1 – Easily removable electronics.
2 – Ability to stand/Walking deck.
3 – Efficiency on the water.
Since I plan to instruct from my new fishing kayak, I’ll need to demonstrate everything I teach. This includes tipping over, and safely getting back onto my kayak while in the water. I will be adding a fish finder to my new kayak, and I want to be able to remove it easily when I need to demonstrate in-water skills. Wilderness Systems offers the Flex Pod OS Removable Console in their premium fishing models. The Flex Pod OS provides mounting of the fish finder display on the top, battery and cable storage inside, and transducer mounting on the bottom. All of your electronics are in a removable pod, so no drilling into your new kayak to mount electronics.
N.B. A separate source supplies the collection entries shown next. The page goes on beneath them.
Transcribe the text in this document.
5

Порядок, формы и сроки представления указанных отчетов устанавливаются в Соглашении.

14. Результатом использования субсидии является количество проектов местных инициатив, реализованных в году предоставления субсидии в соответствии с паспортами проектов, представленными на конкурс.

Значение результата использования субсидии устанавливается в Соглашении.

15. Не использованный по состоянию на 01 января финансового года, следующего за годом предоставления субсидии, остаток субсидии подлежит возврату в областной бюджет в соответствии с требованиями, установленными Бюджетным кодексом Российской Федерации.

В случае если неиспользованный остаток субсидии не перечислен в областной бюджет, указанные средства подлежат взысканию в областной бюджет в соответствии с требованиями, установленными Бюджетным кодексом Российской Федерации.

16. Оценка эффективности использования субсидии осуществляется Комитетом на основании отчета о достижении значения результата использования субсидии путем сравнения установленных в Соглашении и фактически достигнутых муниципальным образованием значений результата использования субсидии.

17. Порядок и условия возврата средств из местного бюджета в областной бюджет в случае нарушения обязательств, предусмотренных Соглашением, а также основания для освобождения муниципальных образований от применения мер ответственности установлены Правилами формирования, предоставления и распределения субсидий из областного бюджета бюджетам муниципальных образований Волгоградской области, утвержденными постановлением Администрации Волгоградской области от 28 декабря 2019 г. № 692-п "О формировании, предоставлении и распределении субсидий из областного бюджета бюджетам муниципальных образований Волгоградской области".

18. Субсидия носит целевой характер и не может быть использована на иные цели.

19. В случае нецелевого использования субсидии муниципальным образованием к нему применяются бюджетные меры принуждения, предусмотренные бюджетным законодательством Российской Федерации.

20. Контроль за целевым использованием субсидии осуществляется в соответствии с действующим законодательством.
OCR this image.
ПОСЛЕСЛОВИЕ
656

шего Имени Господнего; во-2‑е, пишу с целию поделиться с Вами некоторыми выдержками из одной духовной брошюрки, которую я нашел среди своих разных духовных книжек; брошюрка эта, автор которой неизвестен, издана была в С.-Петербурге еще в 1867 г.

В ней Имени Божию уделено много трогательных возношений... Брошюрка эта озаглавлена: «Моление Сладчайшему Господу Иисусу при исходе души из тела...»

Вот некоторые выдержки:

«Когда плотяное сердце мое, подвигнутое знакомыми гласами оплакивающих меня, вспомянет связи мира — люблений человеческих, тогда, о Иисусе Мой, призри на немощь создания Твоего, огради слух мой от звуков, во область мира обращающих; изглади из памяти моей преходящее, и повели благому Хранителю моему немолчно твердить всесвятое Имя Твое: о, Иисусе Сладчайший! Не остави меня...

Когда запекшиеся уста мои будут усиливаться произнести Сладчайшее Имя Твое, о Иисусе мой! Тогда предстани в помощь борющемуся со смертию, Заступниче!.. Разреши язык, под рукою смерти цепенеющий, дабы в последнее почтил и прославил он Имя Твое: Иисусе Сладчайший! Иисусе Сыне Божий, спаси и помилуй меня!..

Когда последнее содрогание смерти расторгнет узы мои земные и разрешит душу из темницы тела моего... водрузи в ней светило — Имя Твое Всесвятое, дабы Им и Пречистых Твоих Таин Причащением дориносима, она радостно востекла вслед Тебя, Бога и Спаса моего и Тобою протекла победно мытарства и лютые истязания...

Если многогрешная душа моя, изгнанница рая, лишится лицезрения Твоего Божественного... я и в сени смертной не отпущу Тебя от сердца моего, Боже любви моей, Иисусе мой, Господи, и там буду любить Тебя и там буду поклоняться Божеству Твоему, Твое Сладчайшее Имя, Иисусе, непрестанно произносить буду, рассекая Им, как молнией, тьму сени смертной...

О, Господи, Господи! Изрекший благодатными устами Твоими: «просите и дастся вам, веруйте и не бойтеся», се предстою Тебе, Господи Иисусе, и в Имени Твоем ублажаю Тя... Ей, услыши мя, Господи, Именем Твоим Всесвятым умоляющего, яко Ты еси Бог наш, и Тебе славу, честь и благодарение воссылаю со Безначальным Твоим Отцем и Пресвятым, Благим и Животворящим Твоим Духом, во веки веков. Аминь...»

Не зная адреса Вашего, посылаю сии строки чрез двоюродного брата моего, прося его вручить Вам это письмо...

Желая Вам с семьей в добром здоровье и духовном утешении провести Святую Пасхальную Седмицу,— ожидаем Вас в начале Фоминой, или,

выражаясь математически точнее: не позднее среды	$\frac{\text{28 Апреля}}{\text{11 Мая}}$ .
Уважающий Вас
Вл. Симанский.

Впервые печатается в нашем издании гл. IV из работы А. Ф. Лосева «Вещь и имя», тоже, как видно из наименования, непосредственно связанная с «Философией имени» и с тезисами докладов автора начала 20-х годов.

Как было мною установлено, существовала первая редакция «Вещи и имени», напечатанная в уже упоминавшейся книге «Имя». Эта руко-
The pod easily attaches and detaches with 2 clips. This set up will be perfect to leave on shore when the time comes to flip my kayak, and demonstrate a self rescue in the water.
The Wilderness System’s Flex Pod OS
Knowing I need the Flex Pod OS my second focus is on standing friendly models with this system. Wilderness Systems has a couple of models designed with decks that have standing in mind. Those are the ATAK series and Radar Series. The Tarpon 130X and Thresher 140 have the ability to stand, but not a flat walk-able deck. The Radar series is the first fishing kayak with a flat center hatch designed to be stood on. The Radar would be a bit more friendly then the ATAK in the beginning for standing. After spending years in different kayaks, you get used to the one you paddle. Time in the boat, with practice, will ultimately let you buy the right kayak the first time. Stability will be increased with every outing, as long as I work on it. I’m ok with either the ATAK or Radar at this point.
The center hatch on a Radar 115 (You can stand on it!)
Now onto efficiency. You get tracking from the length of you kayak. The longer the boat, the straighter it tracks. You get maneuverability by having a shorter boat, so shorter means tighter, quicker turns. You can make a long boat act short, but never make a short boat act long. By improving paddling skills you can make that longer kayak maneuver better, but a short kayak can never improve it’s tracking. The 2 fishing series kayaks that fit my need so far are the Radar and ATAK. Both have an 11-12 foot and a 13-14 foot model. I want the added tracking, so I will be going with a 13-14 foot model. If we were going on pure efficiency, I would have ended up with a Tarpon 130X or Thresher 140. The Tarpon and Thresher don’ have the walk-able deck so they are out. Kayak height out of the water also affects efficiency. The more of the kayak exposed, the greater wind will affect you. The ATAK has the lower profile deck between the two.